There are billions of causes behind even the simplest of events, like the wind bending a single blade of grass. Why did it bend in the exact way it did? How long will it take till it gets back to straight up again? At what speed will its spica move on its way back? Will it be fast enough to spread its seeds? No one can tell. No one needs to tell. It just happens without anyone knowing or understanding.
Of course not many of us are really interested in the curvature of grass blades. This simple example illustrates perfectly though, how complex our world is, with billions of billions blades of grass, and almost eight billion people, consuming hundred-million barrels of oil a day, while minding their own business, having completely opposing views, beliefs, habits, wants and needs. Forecasting the future in this crazy world is really nothing more than a fantasy, based on broadly generalized assumptions. Yes, in this sense both the Optimists and the Realists are the same. While the former group bases its assumptions on human ingenuity and agency (the warm and fuzzy feeling of trust and hope that we will be able to solve it), the later assumes natural limits are stronger than human will. And both of them are right! Just not in the way they imagine this will play out. While Optimists believe we can live the way we live today forever (actually even more of us will live a happy consumer life in the future than today), Realists say we will live the rest of our lives in misery and might eventually go extinct.

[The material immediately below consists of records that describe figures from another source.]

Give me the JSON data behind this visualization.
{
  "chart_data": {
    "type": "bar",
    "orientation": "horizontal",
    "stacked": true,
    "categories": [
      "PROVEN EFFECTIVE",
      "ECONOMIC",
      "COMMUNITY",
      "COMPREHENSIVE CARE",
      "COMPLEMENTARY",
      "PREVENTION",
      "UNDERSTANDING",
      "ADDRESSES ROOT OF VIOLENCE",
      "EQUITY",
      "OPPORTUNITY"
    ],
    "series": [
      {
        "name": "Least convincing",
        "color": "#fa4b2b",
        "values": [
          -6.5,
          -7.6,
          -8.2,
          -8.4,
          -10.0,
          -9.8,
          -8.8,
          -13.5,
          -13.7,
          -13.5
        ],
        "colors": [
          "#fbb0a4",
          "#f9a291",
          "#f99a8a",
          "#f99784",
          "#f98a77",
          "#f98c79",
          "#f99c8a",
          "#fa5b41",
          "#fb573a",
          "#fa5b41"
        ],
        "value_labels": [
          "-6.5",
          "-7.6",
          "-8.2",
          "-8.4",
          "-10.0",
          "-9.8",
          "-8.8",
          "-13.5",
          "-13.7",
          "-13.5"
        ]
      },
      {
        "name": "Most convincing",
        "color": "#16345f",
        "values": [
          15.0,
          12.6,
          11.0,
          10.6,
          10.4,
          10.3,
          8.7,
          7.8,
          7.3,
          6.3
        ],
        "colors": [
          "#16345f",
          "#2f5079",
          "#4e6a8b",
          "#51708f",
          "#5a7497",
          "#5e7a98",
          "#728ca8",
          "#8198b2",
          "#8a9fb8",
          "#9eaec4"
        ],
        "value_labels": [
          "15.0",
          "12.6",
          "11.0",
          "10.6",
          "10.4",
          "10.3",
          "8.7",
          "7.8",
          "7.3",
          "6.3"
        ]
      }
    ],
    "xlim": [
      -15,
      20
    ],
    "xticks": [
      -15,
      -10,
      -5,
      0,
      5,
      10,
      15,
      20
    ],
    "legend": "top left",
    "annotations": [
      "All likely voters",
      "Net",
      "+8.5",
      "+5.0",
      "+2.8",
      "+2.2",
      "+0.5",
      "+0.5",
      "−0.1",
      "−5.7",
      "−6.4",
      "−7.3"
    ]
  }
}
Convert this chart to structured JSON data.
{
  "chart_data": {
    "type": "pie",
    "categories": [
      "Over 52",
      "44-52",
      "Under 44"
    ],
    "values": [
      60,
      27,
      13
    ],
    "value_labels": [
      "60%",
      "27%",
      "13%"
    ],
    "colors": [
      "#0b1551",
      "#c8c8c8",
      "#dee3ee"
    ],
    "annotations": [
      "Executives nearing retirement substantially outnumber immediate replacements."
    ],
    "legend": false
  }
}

Actually the future will be both (and here comes my subjective take on the issue): there will be misery, death and suffering as result of falling energy and material resource availability (yes, I’m more like a Realists— as you might have guessed already), but there will be also times of joy, ingenuity, rife with ambition and hope to start a new, just society. There will be a role for everyone to fill — both for realists and optimists. To answer the second part of the question related to climate change: it is and will continue to be a major a problem, affecting billions of humans via sea level rise, changes in weather patterns (droughts, fires, floods etc.) causing mass migration and further deepening of our economic woes.

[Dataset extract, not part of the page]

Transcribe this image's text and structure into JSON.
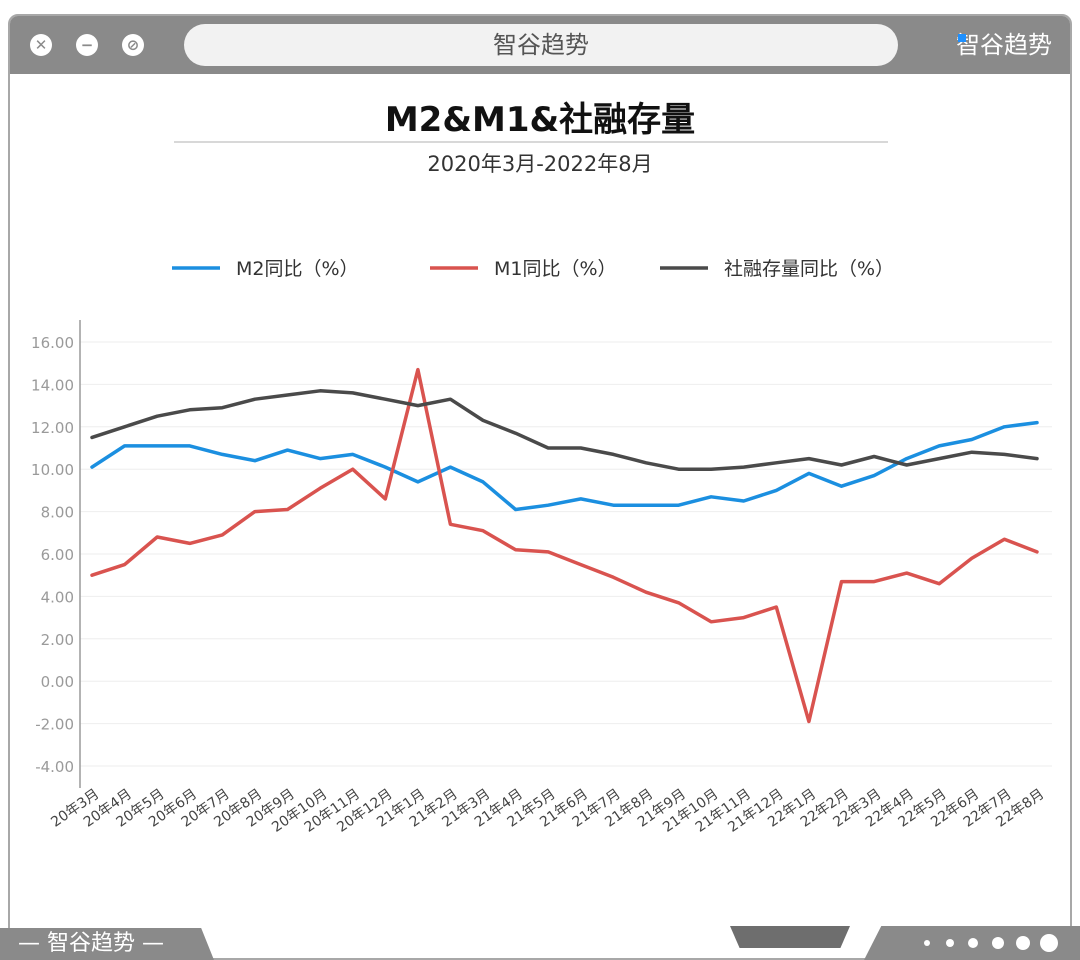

One cannot forecast exactly how, when or where these events going take place, but the trends speak for themselves. You don’t have to be a sage to say, that when wind blows, the grass will bend.
Humanity is divided for a reason. It makes an evolutionary advantage: if we were a completely homogeneous species, with all of us thinking and behaving the very same way, we would be happy and conflict free for sure, but only for a while. The first major obstacle (change in weather patterns, disappearance of food sources, state failures) would leave us without alternatives on how to live radically differently. Contrary to modern beliefs promoting eternal progress, radical reorganization has happened many times throughout prehistoric times: we have been always experimenting with radically different modes of living, thanks to our varied, divided and conflict ridden cultural “gene” pool. This was the basis of our long term survival, but also the cause of wars and exterminations. None of this will change in the future, the only question is: which behavior, or story of ourselves will be dominant in the times ahead? Currently there is a cheering optimism (among the western elites at least) that we have all the resources we need to “solve” climate change, we just need to do the “right” thing. It is only a question of time however till the world realizes how this was just one side of the coin.
In the end, here is a quote from John Michael Greer to ponder on:
“Knowing many stories is wisdom. Knowing no stories is ignorance. Knowing one story is death.”